An Iranian delegation of 120 members, joined by Jawad Zarif, Iran’s Foreign Minister, paid an official visit to Latin America last August. They began their journey in Cuba, and traveled through Nicaragua, Ecuador, Chile and Bolivia, ending in Venezuela.
Mahmoud Ahmadinejad, the former Iranian President, visited the region five times between 2005 and 2012.
Majid Takht-Ravanchi, Iran’s current Deputy Foreign Minister, spoke about the recent visit, “the trip would be the beginning of a new chapter in relations between Iran and Latin America.” He credited the the nuclear deal for Chile’s decision to reopen its embassy in Tehran after 36 years, and after international sanctions were lifted. He added that Chile has appointed a charge d’affaires and will soon appoint an ambassador.

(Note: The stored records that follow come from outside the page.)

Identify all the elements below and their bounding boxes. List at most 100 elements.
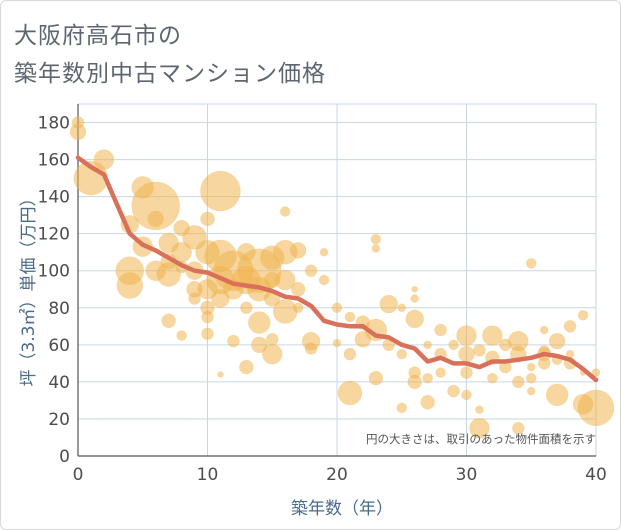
chart-title-line-1: 大阪府高石市の [14,23,182,49]
data-bubble [577,309,589,321]
y-tick-label: 120 [38,225,70,245]
y-tick-label: 160 [38,151,70,171]
data-bubble [379,294,399,314]
data-bubble [176,330,187,341]
data-bubble [200,170,241,212]
data-bubble [251,336,268,354]
y-tick-label: 180 [38,114,70,134]
data-bubble [200,211,215,227]
data-bubble [458,345,475,363]
data-bubble [156,262,181,287]
data-bubble [537,357,551,370]
data-bubble [545,383,569,407]
data-bubble [526,372,537,384]
x-axis-label: 築年数（年） [291,499,393,519]
x-tick-label: 0 [73,465,84,485]
data-bubble [69,123,87,141]
data-bubble [201,310,214,324]
data-bubble [512,375,525,389]
data-bubble [456,325,477,346]
x-tick-label: 10 [197,465,219,485]
data-bubble [292,302,304,314]
data-bubble [116,272,144,299]
trend-line [75,155,599,383]
y-axis-label: 坪（3.3㎡）単価（万円） [19,189,39,386]
x-tick-label: 20 [326,465,348,485]
data-bubble [93,149,115,170]
data-bubble [161,313,176,329]
y-tick-label: 40 [48,373,70,393]
data-bubble [279,206,291,217]
data-bubble [272,299,298,324]
data-bubble [227,334,240,348]
data-bubble [371,244,381,253]
data-bubble [217,371,224,378]
data-bubble [337,380,363,406]
data-bubble [407,374,422,390]
data-bubble [512,421,525,435]
data-bubble [526,258,537,269]
bubble-size-note: 円の大きさは、取引のあった物件面積を示す [366,432,596,446]
data-bubble [411,286,418,293]
data-bubble [447,384,460,398]
data-bubble [548,332,566,350]
data-bubble [473,344,486,357]
y-tick-label: 80 [48,299,70,319]
trend-line-series [75,155,599,383]
data-bubble [131,181,180,231]
data-bubble [461,389,472,401]
data-bubble [591,368,601,377]
x-tick-label: 40 [585,465,607,485]
y-tick-label: 60 [48,336,70,356]
data-bubble [396,348,407,360]
data-bubble [396,402,407,414]
data-bubble [331,302,343,314]
x-tick-label: 30 [456,465,478,485]
axis-ticks: 0 20 40 60 80 100 120 140 160 180 0 10 20 30 40 [38,114,607,485]
data-bubble [304,264,318,277]
data-bubble [422,372,433,384]
data-bubble [201,327,214,340]
data-bubble [405,309,424,329]
data-bubble [370,233,382,245]
data-bubble [262,343,283,365]
data-bubble [289,242,307,259]
data-bubble [188,292,201,305]
data-bubble [343,347,357,361]
data-bubble [248,311,271,334]
data-bubble [397,303,406,313]
data-bubble [332,338,342,348]
data-bubble [290,282,306,297]
data-bubble [539,325,549,335]
data-bubble [563,320,577,333]
data-bubble [577,389,615,427]
data-bubble [487,372,498,384]
y-tick-label: 0 [59,447,70,467]
y-tick-label: 140 [38,188,70,208]
bubble-series [69,116,615,439]
data-bubble [239,359,254,375]
data-bubble [274,269,296,291]
data-bubble [423,340,432,350]
data-bubble [318,274,330,286]
data-bubble [319,247,329,257]
data-bubble [410,294,419,303]
chart-title-line-2: 築年数別中古マンション価格 [14,61,326,87]
data-bubble [482,325,503,346]
data-bubble [266,333,279,346]
data-bubble [368,370,384,386]
data-bubble [240,301,253,315]
data-bubble [304,342,318,355]
data-bubble [147,210,164,228]
data-bubble [527,362,536,372]
data-bubble [448,339,459,351]
data-bubble [460,366,473,379]
data-bubble [420,395,435,410]
data-bubble [469,417,490,439]
data-bubble [475,405,484,414]
data-bubble [527,386,536,396]
data-bubble [434,323,447,337]
data-bubble [344,311,356,323]
y-tick-label: 20 [48,410,70,430]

He accused Israel and others of attempting to damage relations between Iran and the continent. He called accusations of military cooperation between Iran and Latin American countries ‘ridiculous’, and said the post-nuclear deal will have “an economic aspect.”
Al Monitor reported last August that Takht-Ravanchi said the Islamic Republic considers Venezuela a friendly country. However, regarding Iranian Foreign Minister Zarif’s visit, the Foreign Policy Initiative wrote, “Iran always viewed its presence in Latin America not as an economic opportunity, but as a military and ideological imperative. The region, with its many anti-American regimes, offers Tehran a safe haven that enables it to export its radical vision of the Islamic Revolution to America’s doorstep and simultaneously fund its global military adventurism. In this sense, the particulars of Zarif’s itinerary matter less than the overarching reality of Iran’s pervasive regional influence that his visit symbolizes and reflects.”
Jewish communities in Latin American countries are worried about Iran’s growing influence, because Tehran allegedly sponsored terrorist attacks on the Israeli embassy in Buenos Aires in 1992 and the Argentina Jewish Mutual Aid Center in 1994.